FRANZ KAFKA
Ero rigido e freddo, ero un ponte, giacevo sopra un abisso. Da questa parte erano conficcate le punte dei piedi, dall’altra le mani, mi tenevo con le unghie e coi denti all’argilla friabile. Le falde della mia giacca mi svolazzavano ai lati. Nel fondo rumoreggiava il gelido torrente delle trote. Nessun turista si perdeva su questa cima impraticabile, il ponte non era ancora segnato sulle cartine. – Così giacevo e aspettavo; dovevo aspettare. Senza precipitare nessun ponte, una volta costruito, può smettere di essere un ponte.

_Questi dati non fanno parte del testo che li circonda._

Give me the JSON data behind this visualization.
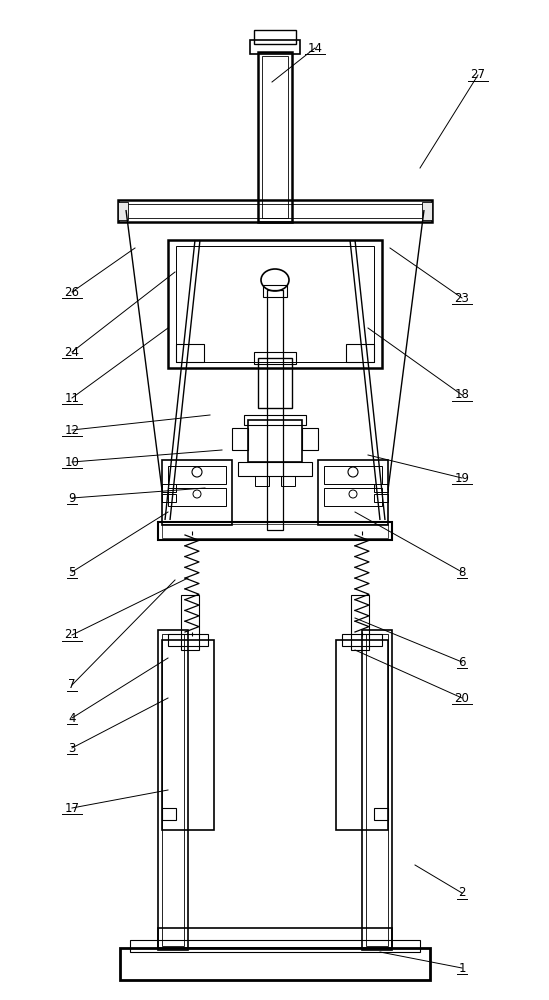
{
  "bg": "#ffffff",
  "lc": "#000000",
  "annotations": [
    [
      1,
      462,
      968,
      380,
      952
    ],
    [
      2,
      462,
      893,
      415,
      865
    ],
    [
      3,
      72,
      748,
      168,
      698
    ],
    [
      4,
      72,
      718,
      168,
      658
    ],
    [
      5,
      72,
      572,
      168,
      512
    ],
    [
      6,
      462,
      662,
      355,
      618
    ],
    [
      7,
      72,
      685,
      175,
      580
    ],
    [
      8,
      462,
      572,
      355,
      512
    ],
    [
      9,
      72,
      498,
      205,
      488
    ],
    [
      10,
      72,
      462,
      222,
      450
    ],
    [
      11,
      72,
      398,
      168,
      328
    ],
    [
      12,
      72,
      430,
      210,
      415
    ],
    [
      14,
      315,
      48,
      272,
      82
    ],
    [
      17,
      72,
      808,
      168,
      790
    ],
    [
      18,
      462,
      395,
      368,
      328
    ],
    [
      19,
      462,
      478,
      368,
      455
    ],
    [
      20,
      462,
      698,
      355,
      650
    ],
    [
      21,
      72,
      635,
      188,
      578
    ],
    [
      23,
      462,
      298,
      390,
      248
    ],
    [
      24,
      72,
      352,
      175,
      272
    ],
    [
      26,
      72,
      292,
      135,
      248
    ],
    [
      27,
      478,
      75,
      420,
      168
    ]
  ]
}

Una volta, verso sera – era la prima sera, era la millesima, non lo so, – i miei pensieri giravano sempre in tondo, sempre in una confusione totale. Verso sera in estate, più buio bisbigliava il ruscello, ecco udii un passo di uomo! Verso di me, verso di me. – Distenditi, ponte, mettiti in posizione, passerella senza protezioni, sostieni chi si affida a te. Bilancia senza farti notare l’insicurezza del suo passo, ma se lui vacilla, allora fatti riconoscere e come una divinità della montagna scaraventalo a terra.

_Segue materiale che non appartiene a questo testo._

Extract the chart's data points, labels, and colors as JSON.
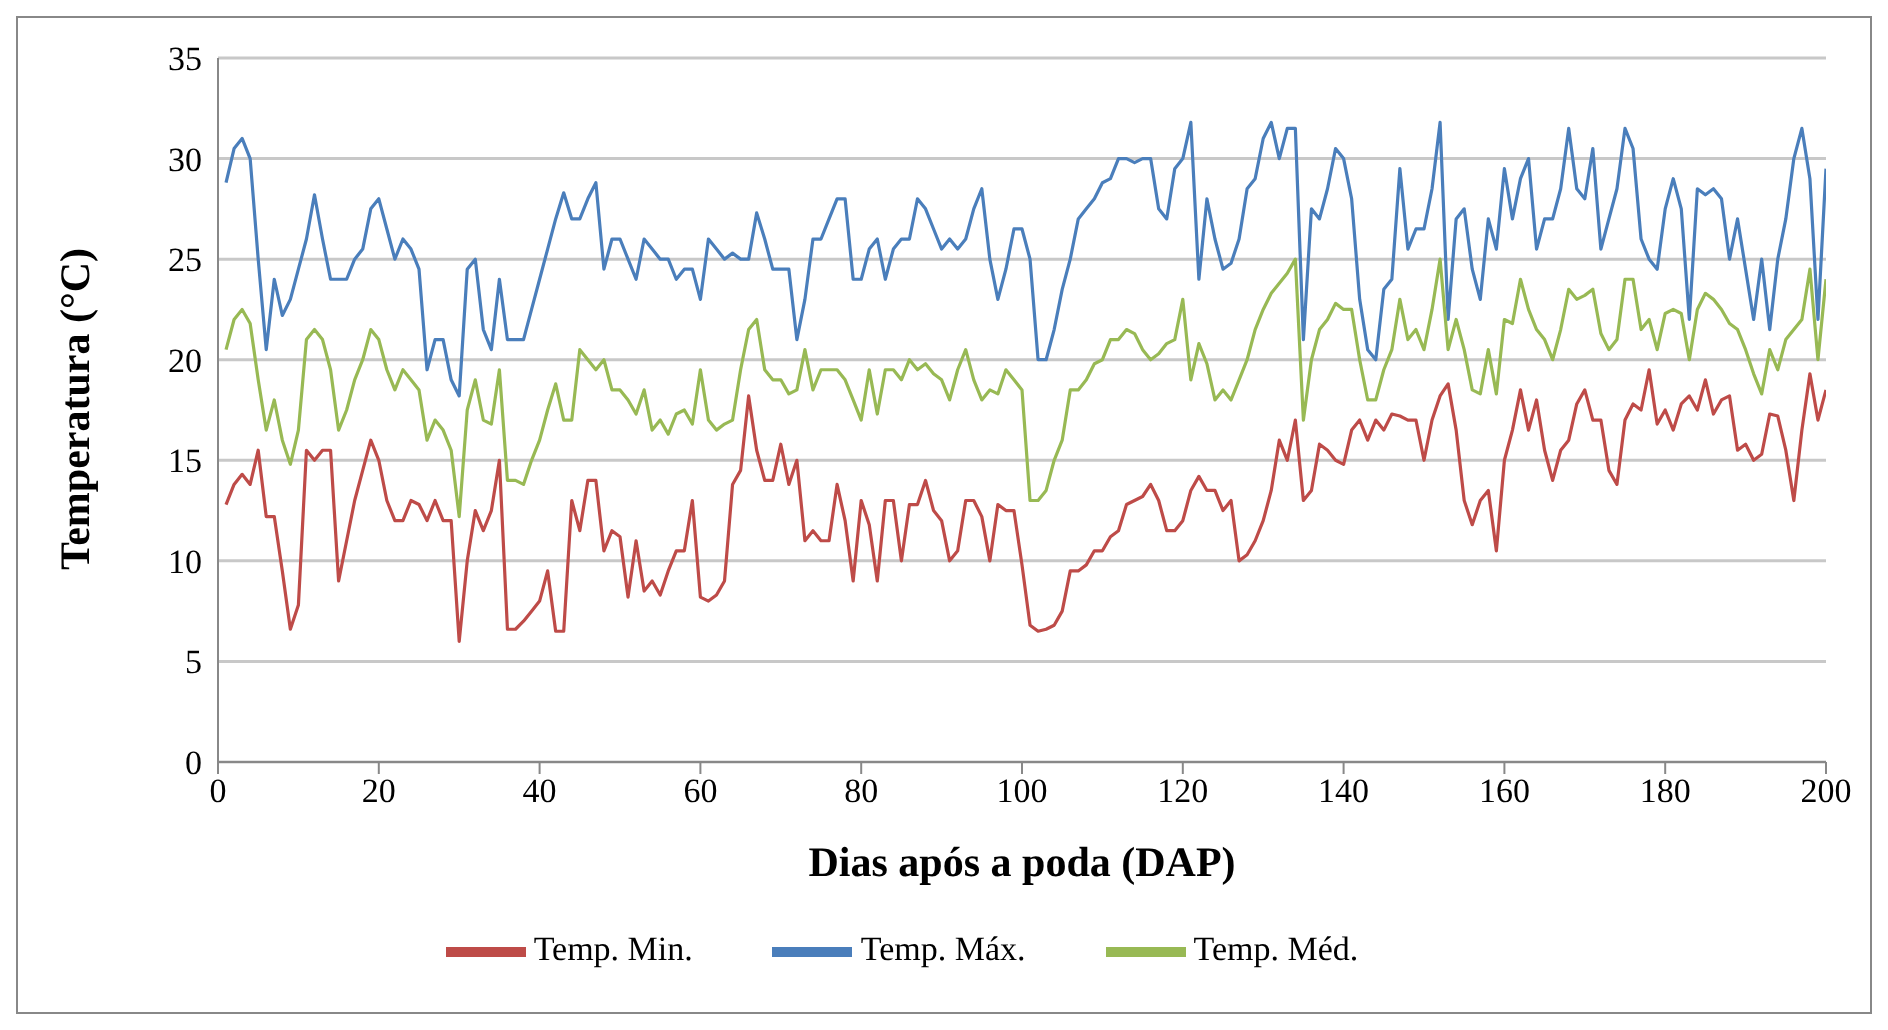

Lui arrivò, mi percosse con la punta di ferro del suo bastone, poi con essa alzò le falde della mia giacca e le sistemò in ordine su di me. Passò la punta nei miei capelli aggrovigliati e la lasciò stare lì a lungo, guardandosi verosimilmente intorno con occhi selvaggi. Ma poi – stavo sognando di lui al di là del monte e della valle – saltò a piedi uniti in mezzo al mio corpo. Io rabbrividii in un dolore selvaggio, del tutto inconsapevole. Chi era? Un bambino? Un sogno? Un bandito in agguato? Un suicida? Un tentatore? Un annientatore? E mi girai, per vederlo. – Il ponte si gira! Non mi ero ancora girato che già precipitavo, precipitavo e già ero distrutto e lacerato dai ciottoli appuntiti, che mi avevano sempre fissato così amichevoli dall’acqua tumultuosa.